The full text of the letter is below:
The Honorable Hillary Rodham Clinton
Secretary of State
2201 C St NW Ste 7276
Washington D.C. 20520
Dear Secretary Clinton:
We strongly believe that human rights and religious freedom in Vietnam need to be at the forefront of bilateral relations with Vietnam, including any discussion about a strategic partnership with the United States. While we were pleased to hear that you mentioned democracy activists, lawyers and bloggers on your recent trip to Vietnam, we were deeply disappointed that there was no public mention of imprisoned Vietnamese-American Dr. Nguyen Quoc Quan. In fact, in a letter sent earlier this month prior to your trip, several members of Congress urged you to raise the matter of his continued detention and press for his release.
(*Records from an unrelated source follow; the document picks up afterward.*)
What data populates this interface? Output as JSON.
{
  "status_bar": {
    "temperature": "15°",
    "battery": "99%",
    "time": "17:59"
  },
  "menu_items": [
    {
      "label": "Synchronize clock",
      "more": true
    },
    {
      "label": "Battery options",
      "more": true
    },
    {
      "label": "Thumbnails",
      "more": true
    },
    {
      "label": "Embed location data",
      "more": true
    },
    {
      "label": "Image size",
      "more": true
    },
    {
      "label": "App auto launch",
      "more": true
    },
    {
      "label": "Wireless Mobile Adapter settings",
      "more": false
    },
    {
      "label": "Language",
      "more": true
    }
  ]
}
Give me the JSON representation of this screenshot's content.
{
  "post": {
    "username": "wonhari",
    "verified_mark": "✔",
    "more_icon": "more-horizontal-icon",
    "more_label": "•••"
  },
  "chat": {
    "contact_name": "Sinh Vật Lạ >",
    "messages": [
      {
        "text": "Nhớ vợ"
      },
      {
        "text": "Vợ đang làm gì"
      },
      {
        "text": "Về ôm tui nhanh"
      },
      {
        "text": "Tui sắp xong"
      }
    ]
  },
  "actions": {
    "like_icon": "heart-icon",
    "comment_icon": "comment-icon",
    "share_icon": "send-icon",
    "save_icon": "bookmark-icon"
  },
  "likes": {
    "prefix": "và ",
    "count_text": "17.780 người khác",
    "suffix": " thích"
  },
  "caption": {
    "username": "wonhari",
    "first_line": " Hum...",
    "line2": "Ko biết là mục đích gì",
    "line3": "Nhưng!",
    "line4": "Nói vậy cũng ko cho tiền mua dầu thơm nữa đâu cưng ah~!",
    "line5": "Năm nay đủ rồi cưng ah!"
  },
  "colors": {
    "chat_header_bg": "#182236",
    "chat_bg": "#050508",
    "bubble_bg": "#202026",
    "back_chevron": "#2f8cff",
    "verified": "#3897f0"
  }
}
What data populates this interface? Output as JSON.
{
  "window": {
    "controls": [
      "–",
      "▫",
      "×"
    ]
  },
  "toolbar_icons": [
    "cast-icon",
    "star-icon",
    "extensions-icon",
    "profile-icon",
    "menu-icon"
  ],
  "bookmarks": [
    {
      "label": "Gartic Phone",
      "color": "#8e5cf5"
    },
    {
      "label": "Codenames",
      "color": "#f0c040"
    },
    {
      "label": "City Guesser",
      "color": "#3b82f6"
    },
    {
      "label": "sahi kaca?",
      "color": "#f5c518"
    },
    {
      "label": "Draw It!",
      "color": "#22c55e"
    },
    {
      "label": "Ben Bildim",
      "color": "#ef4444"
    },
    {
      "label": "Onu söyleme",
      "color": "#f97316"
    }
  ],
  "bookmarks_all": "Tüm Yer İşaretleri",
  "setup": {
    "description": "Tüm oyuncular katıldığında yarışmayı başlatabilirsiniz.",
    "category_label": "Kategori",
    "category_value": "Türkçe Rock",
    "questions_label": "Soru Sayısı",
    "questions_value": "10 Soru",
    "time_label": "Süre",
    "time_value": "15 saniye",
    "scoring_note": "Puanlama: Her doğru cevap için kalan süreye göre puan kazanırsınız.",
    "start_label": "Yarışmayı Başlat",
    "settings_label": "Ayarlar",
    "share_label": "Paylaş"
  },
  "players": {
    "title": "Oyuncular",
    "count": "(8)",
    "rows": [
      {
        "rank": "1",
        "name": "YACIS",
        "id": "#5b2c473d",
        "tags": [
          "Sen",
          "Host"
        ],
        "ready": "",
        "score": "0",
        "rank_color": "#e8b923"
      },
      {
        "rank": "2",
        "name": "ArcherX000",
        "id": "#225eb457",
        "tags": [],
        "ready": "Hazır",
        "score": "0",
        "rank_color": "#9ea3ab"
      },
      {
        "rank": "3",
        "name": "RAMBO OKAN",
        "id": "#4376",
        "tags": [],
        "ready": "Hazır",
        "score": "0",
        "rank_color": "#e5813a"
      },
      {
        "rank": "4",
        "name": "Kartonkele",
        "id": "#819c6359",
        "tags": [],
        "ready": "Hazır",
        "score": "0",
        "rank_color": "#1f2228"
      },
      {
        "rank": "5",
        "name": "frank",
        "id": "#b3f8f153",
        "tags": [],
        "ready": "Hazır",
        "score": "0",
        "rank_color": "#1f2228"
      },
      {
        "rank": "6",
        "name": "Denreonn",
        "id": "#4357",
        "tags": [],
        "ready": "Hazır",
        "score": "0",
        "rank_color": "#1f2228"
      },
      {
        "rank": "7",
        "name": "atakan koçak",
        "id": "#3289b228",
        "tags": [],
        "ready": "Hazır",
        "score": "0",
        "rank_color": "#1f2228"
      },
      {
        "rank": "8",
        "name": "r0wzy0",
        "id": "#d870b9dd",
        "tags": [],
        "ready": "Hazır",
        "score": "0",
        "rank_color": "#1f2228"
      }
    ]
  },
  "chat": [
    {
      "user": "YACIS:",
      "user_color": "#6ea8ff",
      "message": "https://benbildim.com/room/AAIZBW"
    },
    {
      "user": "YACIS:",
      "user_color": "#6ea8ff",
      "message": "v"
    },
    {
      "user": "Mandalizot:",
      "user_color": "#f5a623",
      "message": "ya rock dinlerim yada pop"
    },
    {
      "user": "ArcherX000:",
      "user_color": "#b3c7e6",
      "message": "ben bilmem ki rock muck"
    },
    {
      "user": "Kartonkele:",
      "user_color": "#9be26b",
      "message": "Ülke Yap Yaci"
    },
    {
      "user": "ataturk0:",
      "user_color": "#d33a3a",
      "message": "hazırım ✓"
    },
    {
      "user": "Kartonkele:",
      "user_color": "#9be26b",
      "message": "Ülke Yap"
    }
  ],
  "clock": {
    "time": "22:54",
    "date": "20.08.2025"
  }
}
We do not believe that this administration, especially Ambassador David Shear, have sufficiently advocated for basic human rights and religious freedom in Vietnam. In fact, Ambassador Shear has sidelined these issues which has been a cause for concern. The people of Vietnam yearn for American leadership in this realm – leadership which Ambassador Shear has been simply unable or unwilling to provide. As such, we urge you to dismiss Ambassador Shear from his post, and move swiftly to appoint an individual who will embrace the struggle of the Vietnamese people and advocate on their behalf.
Unfortunately, the outstanding congressional request for the list of invitees to the Embassy Hanoi’s July 4th celebration remains unfulfilled. As such, we also urge you to make sure that the list is provided in a timely fashion so that we are able to see which religious freedom and democracy activists were invited, if any.
We wish to see a mutually beneficial relationship with Vietnam. In order for this to happen, we must have confidence in this administration’s efforts to promote religious freedom and democracy in Vietnam. We have lost confidence that Ambassador Shear is up to the task.